A firefighter/EMT is taking a blood pressure with a cuff and a stethoscope.

“140 palp.”

I put the brilliant white beam of the powerful LED flashlight square in his face.

“Really? Are you fucking serious?”

Two other guys are unable to suppress their laughter and have to step away.

As with the palpated, not auscultated, blood pressure, the oft-heard “140 over 90” comes from lazy and indifferent providers. Granted, those are the public’s most familiar blood pressure numbers as the lower limit for what is considered hypertension. And yes, if we took a million blood pressures, the mean is probably somewhere near there. But, we’re talking about individual blood pressure measurements here, one patient at a time, one call at a time.

For those of us who have taken hundreds of thousands of blood pressures flying down the bumpiest roads, this is an insult. Do you think we’ve not heard the numbers “140 over 90” a thousand times before coming from the mouths of a thousand other assholes? Do you not realize that we know you’re full of shit? Do you not care that we know you either don’t know how to take a blood pressure or, worse, don’t care to properly measure one?

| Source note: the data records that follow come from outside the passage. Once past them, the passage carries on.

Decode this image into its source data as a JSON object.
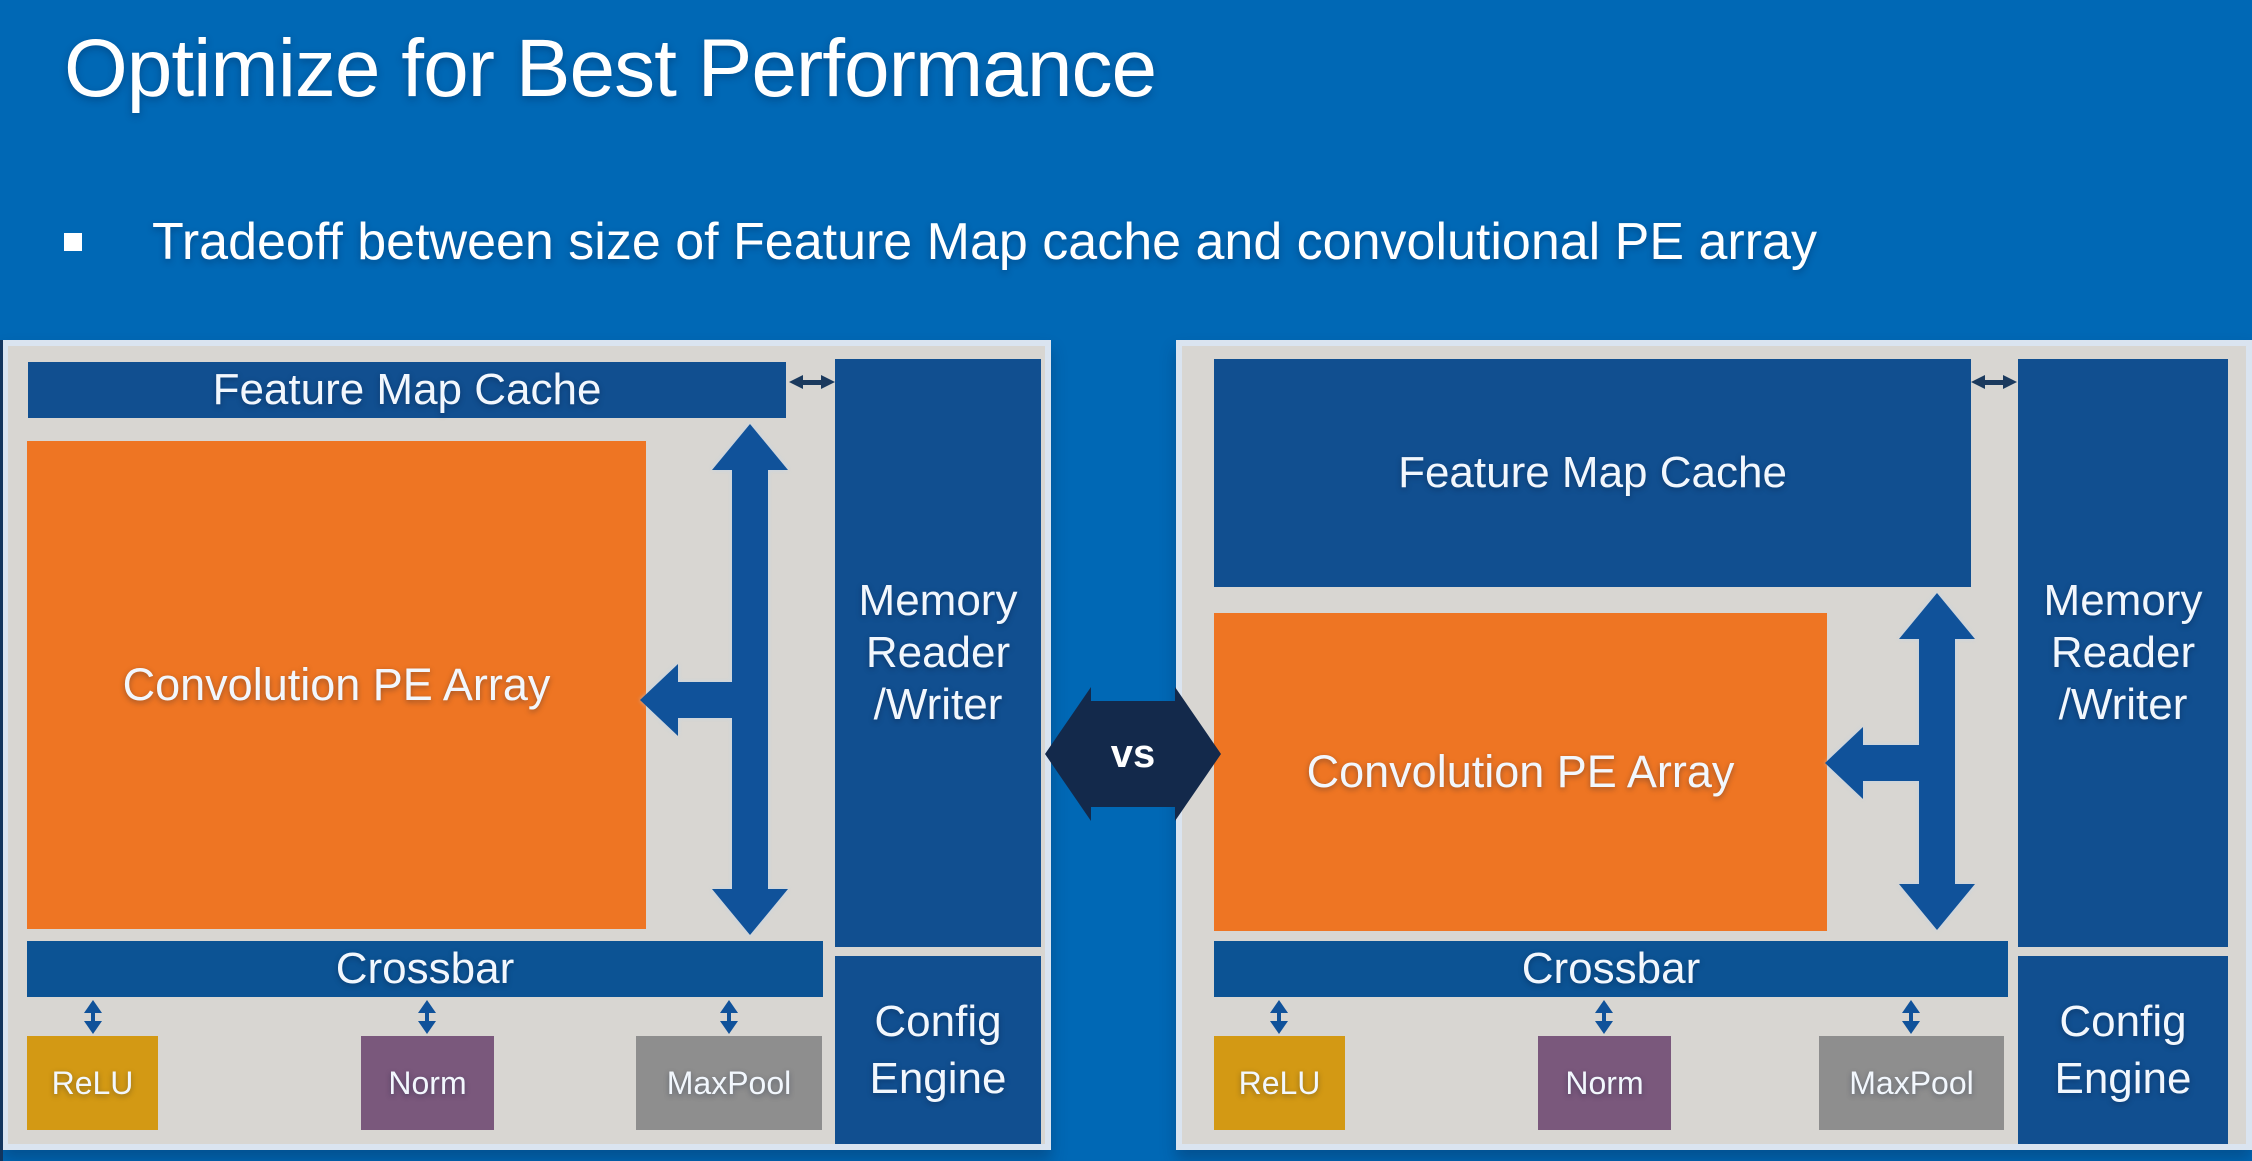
{
  "slide": {
    "title": "Optimize for Best Performance",
    "bullet": "Tradeoff between size of Feature Map cache and convolutional PE array"
  },
  "labels": {
    "feature_map_cache": "Feature Map Cache",
    "convolution_pe_array": "Convolution PE Array",
    "memory_reader_writer": "Memory\nReader\n/Writer",
    "crossbar": "Crossbar",
    "relu": "ReLU",
    "norm": "Norm",
    "maxpool": "MaxPool",
    "config_engine": "Config\nEngine",
    "vs": "vs"
  },
  "colors": {
    "background": "#0068B5",
    "panel": "#D8D6D2",
    "panel_border": "#DAE4F0",
    "box_blue": "#114F90",
    "crossbar_blue": "#0C5394",
    "orange": "#EE7523",
    "relu_gold": "#D39914",
    "norm_purple": "#7A587C",
    "maxpool_gray": "#8E8E8E",
    "arrow_blue": "#10529A",
    "connector_navy": "#1B3A5E",
    "vs_navy": "#13294B",
    "text": "#FFFFFF"
  }
}
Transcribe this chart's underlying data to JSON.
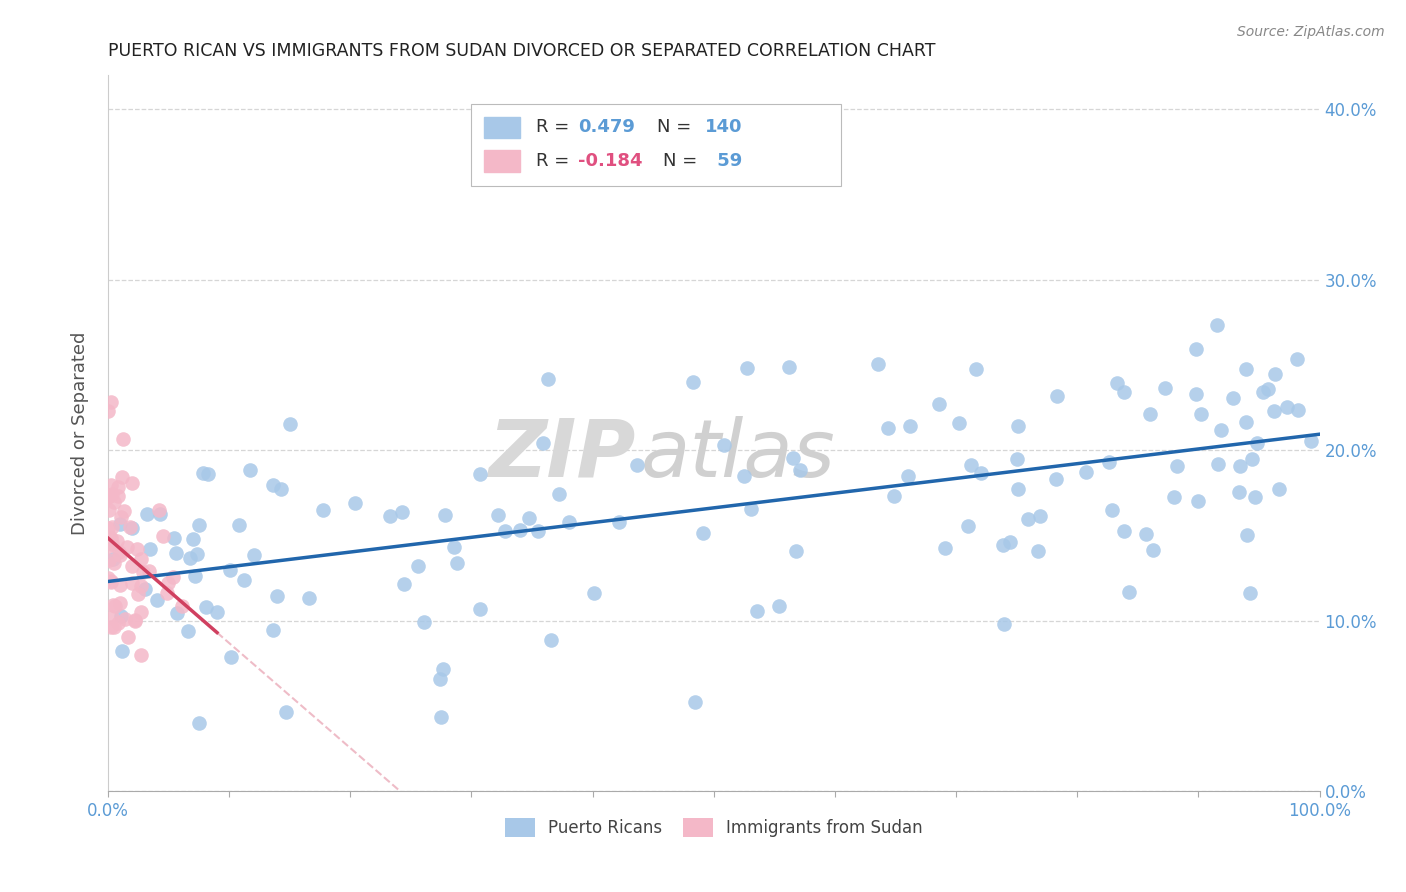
{
  "title": "PUERTO RICAN VS IMMIGRANTS FROM SUDAN DIVORCED OR SEPARATED CORRELATION CHART",
  "source": "Source: ZipAtlas.com",
  "ylabel": "Divorced or Separated",
  "legend_label1": "Puerto Ricans",
  "legend_label2": "Immigrants from Sudan",
  "r1": 0.479,
  "n1": 140,
  "r2": -0.184,
  "n2": 59,
  "blue_color": "#a8c8e8",
  "pink_color": "#f4b8c8",
  "blue_line_color": "#2166ac",
  "pink_line_color": "#d04060",
  "pink_dashed_color": "#e8a0b0",
  "background_color": "#ffffff",
  "grid_color": "#cccccc",
  "watermark_zip": "ZIP",
  "watermark_atlas": "atlas",
  "y_ticks": [
    0.0,
    0.1,
    0.2,
    0.3,
    0.4
  ],
  "xlim": [
    0.0,
    1.0
  ],
  "ylim": [
    0.0,
    0.42
  ],
  "blue_scatter_seed": 7,
  "pink_scatter_seed": 13
}
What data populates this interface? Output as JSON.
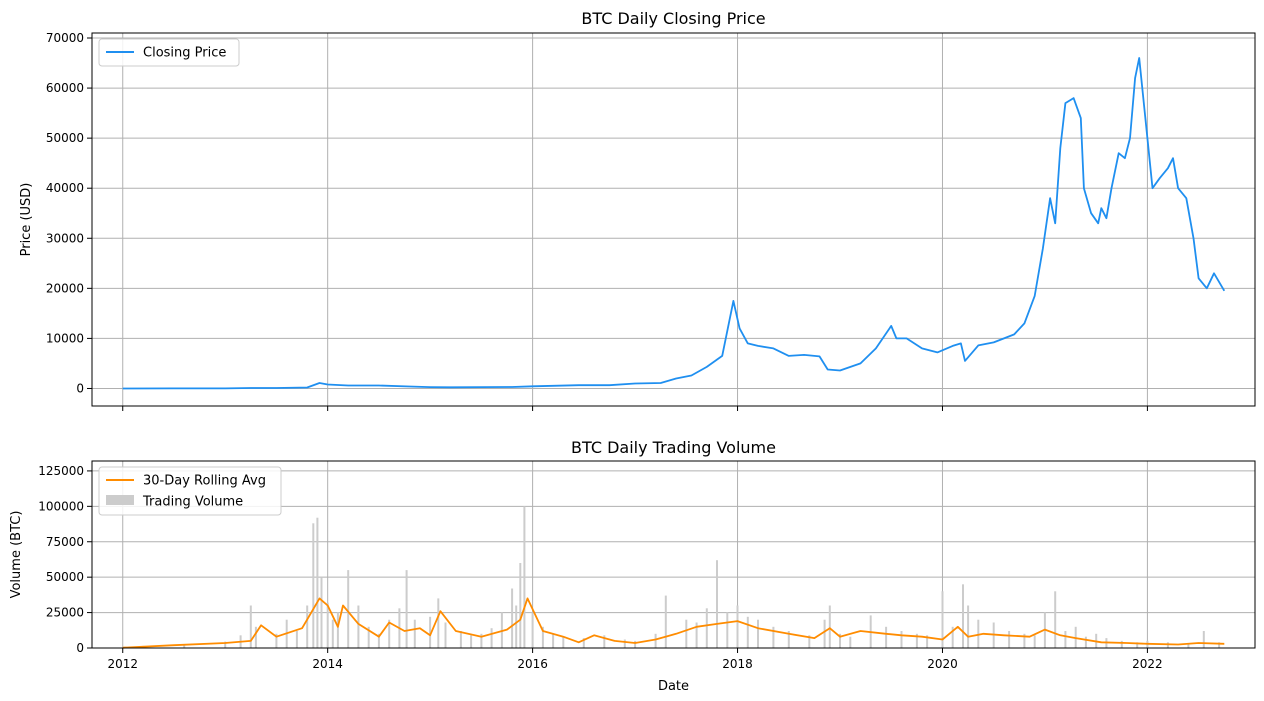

How you do routine things on little calls tells me exactly how you will do critical things on big calls, medical or not.

6 thoughts on “Stereotypes come from somewhere”

  1. “How you do routine things on little calls tells me exactly how you will do critical things on big calls, medical or not.”

    Life skills are being measured by people around one at all times–show your best side as often as you are able; get an education and use it, peeps. I hate half-fast people, activities and results.

  2. I have always taught my students that if you can’t get an accurate pressure, admit it! Try again, pass it off to a more experienced provider, do a palp, make the environment more conducive to getting a pressure (sirens off, different environment, etc.). Whatever needs to be done. Just don’t lie.

    Lying is something I do not accept. Sometimes you just can’t get a pressure and need someone else to use their ears, just like sometimes you have a rough streak of IVs. Admit it, ask for help, and move on.

  3. Around here it’s “120/80” just like they learn in EMT school. That’s when they bother to take out a stethoscope. Palping a BP is usually just laziness and I call them on it. As well as using the PulseOx to get a heart rate.

    It’s laziness and it’s not limited to fire service EMTs either.

    I spend a lot of time discussing basic stuff with EMTs, stuff they should know. Maybe they do know, but they don’t care. Well, they care once I’ve spoken to them. At least on calls with me.